This is the official implementation for the paper Learning to Scaffold: Optimizing Model Explanations for Teaching.
Abstract: Modern machine learning models are opaque, and as a result there is a burgeoning academic subfield on methods that explain these models’ behavior. However, what is the precise goal of providing such explanations, and how can we demonstrate that explanations achieve this goal? Some research argues that explanations should help teach a student (either human or machine) to simulate the model being explained, and that the quality of explanations can be measured by the simulation accuracy of students on unexplained examples. In this work, leveraging meta-learning techniques, we extend this idea to improve the quality of the explanations themselves by optimizing them to improve the training of student models to simulate original model. We train models on three natural language processing and computer vision tasks, and find that students trained with explanations extracted with our framework are able to simulate the teacher significantly more effectively than ones produced with previous methods. Through human annotations and a user study, we further find that these learned explanations more closely align with how humans would explain the required decisions in these tasks.
The code is based on the JAX.
Please refer to the project page to see how to install the correct version for your system.
We used both jax==0.2.24 jaxlib==0.1.72
and jax==0.3.1 jaxlib==0.3.0+cuda11.cudnn82
.
It also depends on two custom forks. The forks are required because neither Flax nor Transformers allow extracting unnormalized attention:
All requirements except jax can be install by running
pip install -r requirements.txt
The smat package contains a wrapper function that allows you to quickly train explainers for your model. All you need to do is wrap your model into a special class, and define some parameters for smat.
import jax, flax
from smat import *
# wrap model with
@smat.models.register_model('my_model')
class MyModel(smat.models.WrappedModel):
...
# get data and model
train_data, valid_data, dataloader = get_data()
model, params = get_trained_model()
explainer, expl_params = smat.compact.train_explainer(
task_type="classification",
teacher_model=model,
teacher_params=params,
dataloader=dataloader,
train_dataset=train_data,
valid_dataset=valid_data,
num_examples=0.1,
student_model="my_model",
)
See the example for a more concrete case on applying SMAT to explain BERT predictions on STT-2 (not in the paper!)
Please report any bugs you find by opening an issue.

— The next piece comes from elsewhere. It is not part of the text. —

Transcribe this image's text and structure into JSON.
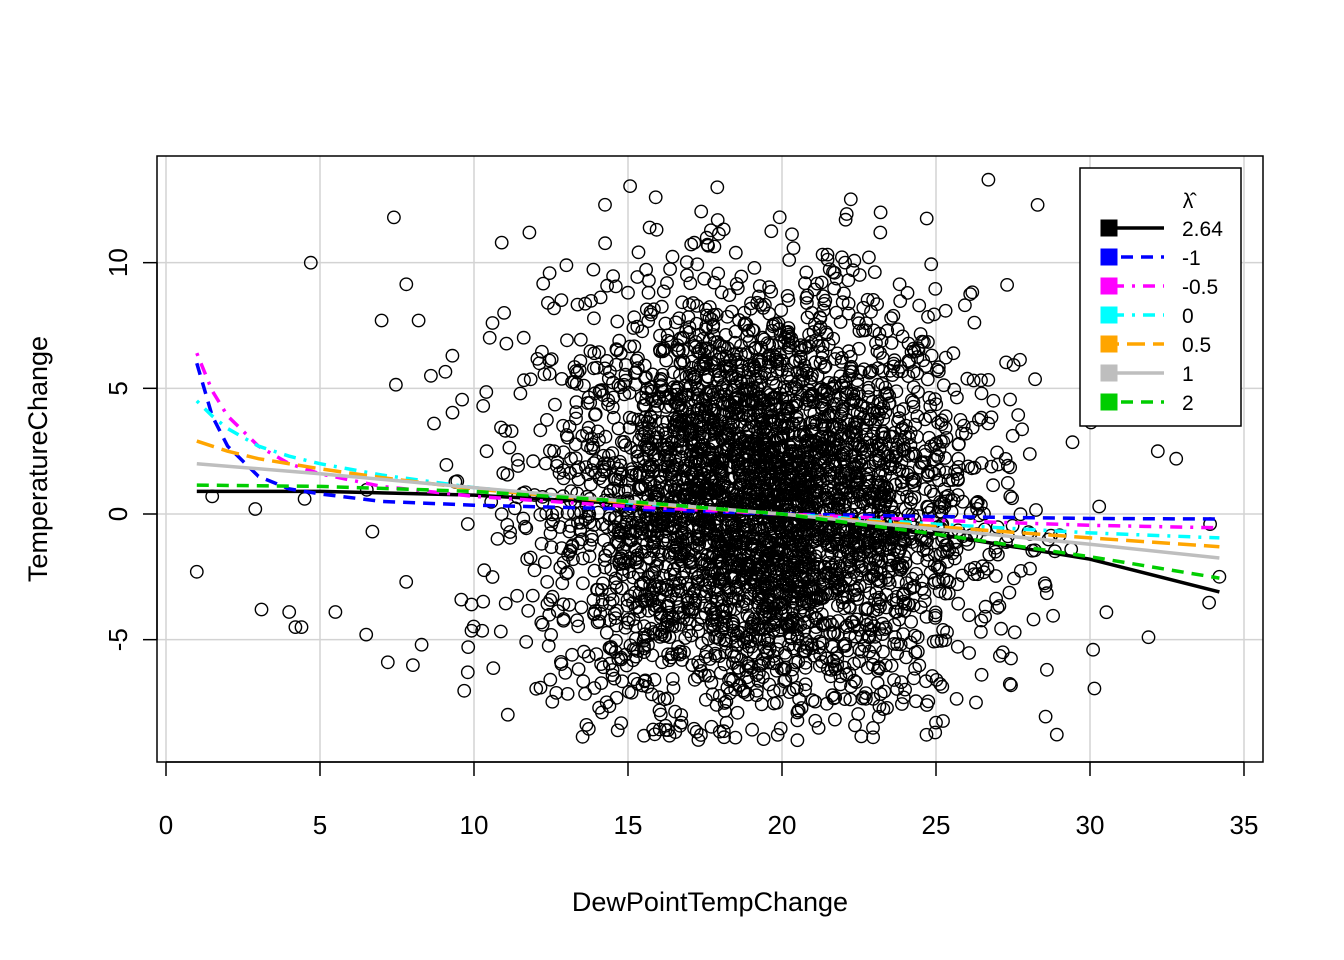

To train a teacher model run
python smat/train.py \
--setup no_teacher \
--task $task \
--arch $arch \
--model-dir $teacher_dir \
--do-save
To train a student model learning from this teacher model with num_samples
training examples, run
python smat/train.py \
--setup static_teacher \
--task $task \
--arch $arch \
--num-examples $num_examples \
--teacher-dir $teacher_dir \
--do-save
Finally to train a student model AND an explainer for the teacher run
python smat/train.py \
--setup learnable_teacher \
--num-examples $num_examples \
--teacher-dir $teacher_dir
--teacher-explainer-dir $teacher_explainer_dir \
--do-save
To run experiments using the workflow manager ducttape.
For parallel jobs, also place these scripts somewhere in your $PATH
The experiments are organized into two files
tapes/main.tape
: This contains the task definitions. It's where you should add new tasks and functionally or edit previously defined ones.tapes/EXPERIMENT_NAME.tconf
: This is where you define the variables for experiments, as well as which tasks to run.

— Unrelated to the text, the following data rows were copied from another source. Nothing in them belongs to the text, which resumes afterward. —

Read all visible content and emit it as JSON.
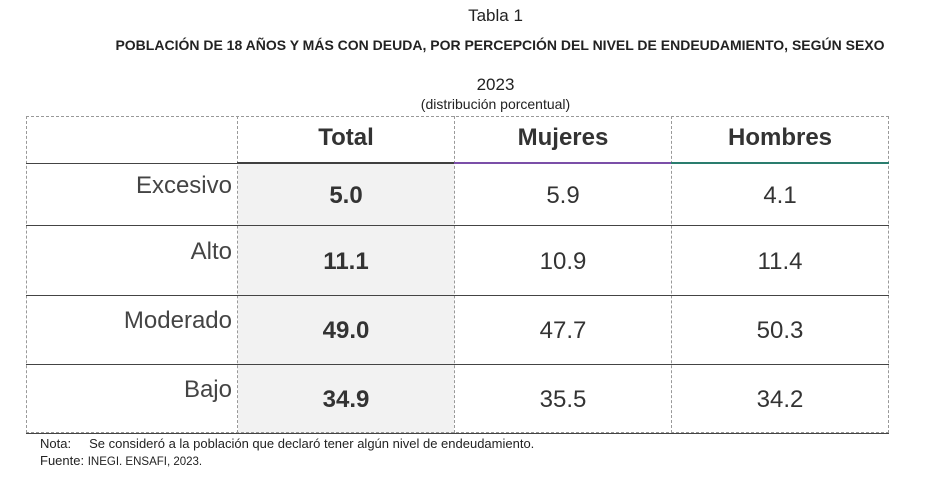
{
  "title": "Tabla 1",
  "subtitle": "POBLACIÓN DE 18 AÑOS Y MÁS CON DEUDA, POR PERCEPCIÓN DEL NIVEL DE ENDEUDAMIENTO, SEGÚN SEXO",
  "year": "2023",
  "unit": "(distribución porcentual)",
  "columns": [
    "Total",
    "Mujeres",
    "Hombres"
  ],
  "colors": {
    "total": "#404040",
    "mujeres": "#7b4fa8",
    "hombres": "#2a7d6e",
    "total_bg": "#f2f2f2"
  },
  "rows": [
    {
      "label": "Excesivo",
      "total": "5.0",
      "mujeres": "5.9",
      "hombres": "4.1"
    },
    {
      "label": "Alto",
      "total": "11.1",
      "mujeres": "10.9",
      "hombres": "11.4"
    },
    {
      "label": "Moderado",
      "total": "49.0",
      "mujeres": "47.7",
      "hombres": "50.3"
    },
    {
      "label": "Bajo",
      "total": "34.9",
      "mujeres": "35.5",
      "hombres": "34.2"
    }
  ],
  "note_label": "Nota:",
  "note": "Se consideró a la población que declaró tener algún nivel de endeudamiento.",
  "source_label": "Fuente:",
  "source": "INEGI. ENSAFI, 2023."
}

To start off, we recommend creating you own copy of tapes/imdb.tconf
.
This file is organized into two parts: (1) the variable definitions at the global
block (2) the plan definition
To start off, you need to edit the variables to correspond to paths in your file systems.
Examples include the $repo
variable and the ducttape output folder.
Then try running one of the existing plans by executing
ducttape tapes/main.tape -C $my_tconf -p PaperResults -j $num_jobs
We also make the source code for the annotation tool available. See the annotation-tool sub-repo for more details.